Born on July 14, 1844, in Pine Creek, Illinois, Liberty Walkup was the son of Samuel (1811-1890) and Sophia Ruggles Walkup (1819-1883). His odd first name is given note in the Rockford, Illinois history entitled Rockford of Today, published in 1903. This work notes that it was an "old family name and was brought to this country by Puritan fathers. The parents of Mr. Walkup in bestowing this name upon their son conveyed an heirloom to him of high distinction, of which he has reason to be proud".
Liberty Walkup attended schools local to Ogle County, Illinois and in 1862 signed on for service in the Civil War, enlisting in Co. K of the 92nd Regiment Illinois Volunteers. He was injured during his service and was honorably discharged in 1863, whereafter he returned to Illinois. He later removed to Iowa, where in 1869 he married to Phoebe C. Johnson (1849-1926), with whom he had one daughter, Eva Alberta Walkup (1869-1872). During the 1870s Walkup is recorded as teaching school and was later employed as a bible salesman for a short period of time.
Walkup relocated back to Illinois in 1881, settling in the city of Rockford.
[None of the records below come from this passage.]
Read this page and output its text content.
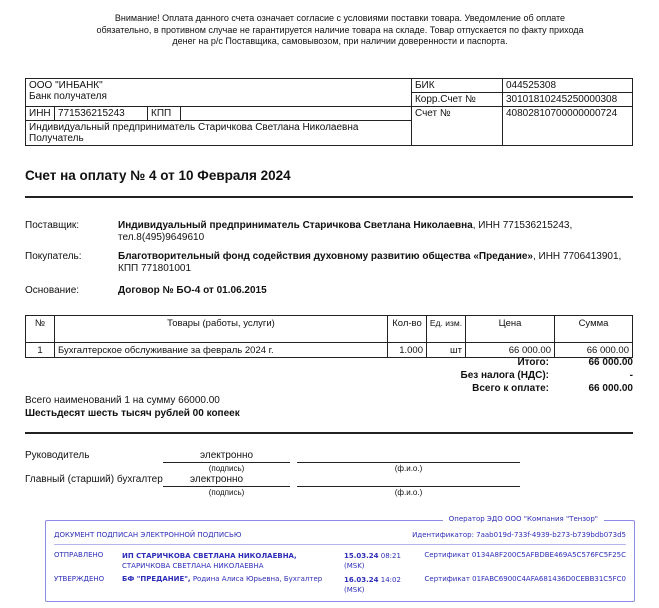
Внимание! Оплата данного счета означает согласие с условиями поставки товара. Уведомление об оплате
обязательно, в противном случае не гарантируется наличие товара на складе. Товар отпускается по факту прихода
денег на р/с Поставщика, самовывозом, при наличии доверенности и паспорта.
ООО "ИНБАНК"
Банк получателя				БИК	044525308
				Корр.Счет №	30101810245250000308
ИНН	771536215243	КПП		Счет №	40802810700000000724

Индивидуальный предприниматель Старичкова Светлана Николаевна
Получатель					
Счет на оплату № 4 от 10 Февраля 2024
Поставщик:	Индивидуальный предприниматель Старичкова Светлана Николаевна, ИНН 771536215243,
тел.8(495)9649610
Покупатель:	Благотворительный фонд содействия духовному развитию общества «Предание», ИНН 7706413901,
КПП 771801001
Основание:	Договор № БО-4 от 01.06.2015
№	Товары (работы, услуги)	Кол-во	Ед. изм.	Цена	Сумма
1	Бухгалтерское обслуживание за февраль 2024 г.	1.000	шт	66 000.00	66 000.00
Итого:	66 000.00
Без налога (НДС):	-
Всего к оплате:	66 000.00
Всего наименований 1 на сумму 66000.00
Шестьдесят шесть тысяч рублей 00 копеек
Руководитель	электронно
(подпись)	(ф.и.о.)
Главный (старший) бухгалтер	электронно
(подпись)	(ф.и.о.)
Оператор ЭДО ООО "Компания "Тензор"
ДОКУМЕНТ ПОДПИСАН ЭЛЕКТРОННОЙ ПОДПИСЬЮ	Идентификатор: 7aab019d-733f-4939-b273-b739bdb073d5
ОТПРАВЛЕНО	ИП СТАРИЧКОВА СВЕТЛАНА НИКОЛАЕВНА, СТАРИЧКОВА СВЕТЛАНА НИКОЛАЕВНА
15.03.24 08:21
(MSK)
Сертификат 0134A8F200C5AFBDBE469A5C576FC5F25C
УТВЕРЖДЕНО	БФ "ПРЕДАНИЕ", Родина Алиса Юрьевна, Бухгалтер	16.03.24 14:02
(MSK)
Сертификат 01FABC6900C4AFA681436D0CEBB31C5FC0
Around this same time in Iowa, a certain Abner Peeler was putting the finishing touches on a new invention of his called a "Paint Distributor", in reality, the first airbrush. Mr. Peeler sold the rights to his invention over to Liberty Walkup and his brother Charles in April of 1882 for the price of $700 for the invention's design, and a further $150 for two prototypes that Peeler had made. Charles Walkup eventually lost interest in the venture, leaving his younger brother to build on the purchase they had made.
Liberty Walkup established the Airbrush Manufacturing Company in his hometown of Rockford in 1883, and in the succeeding years it grew into a highly successful business, with the Rockford of Today noting in 1903 that "there is no product of Rockford's many industries that is more widely known or highly appreciated." In 1884 Walkup patented the production model airbrush and in 1886 was awarded the prestigious Elliott Cresson Medal from the Franklin Institute for his improvements to the airbrush. Several years after winning this medal Walkup founded the Airbrush Journal, a periodical devoted to his trade.
In 1912 Walkup became a candidate of the Prohibition Party for a seat in the Illinois State Senate. Running to represent Illinois' 10th District, he was one of four candidates vying for the seat, and on election day came in fourth place with only 768 votes. A result from that election appeared in the 1912 Illinois Blue Book and is shown above. Walkup passed away a decade later on October 19, 1922, at the age of 78 and was interred at the Mt. Zion Cemetery in Oregon, Ogle County, Illinois. Phoebe Johnson Walkup survived her husband by four years, dying in 1926 at age 76 and was also buried at Mt. Zion.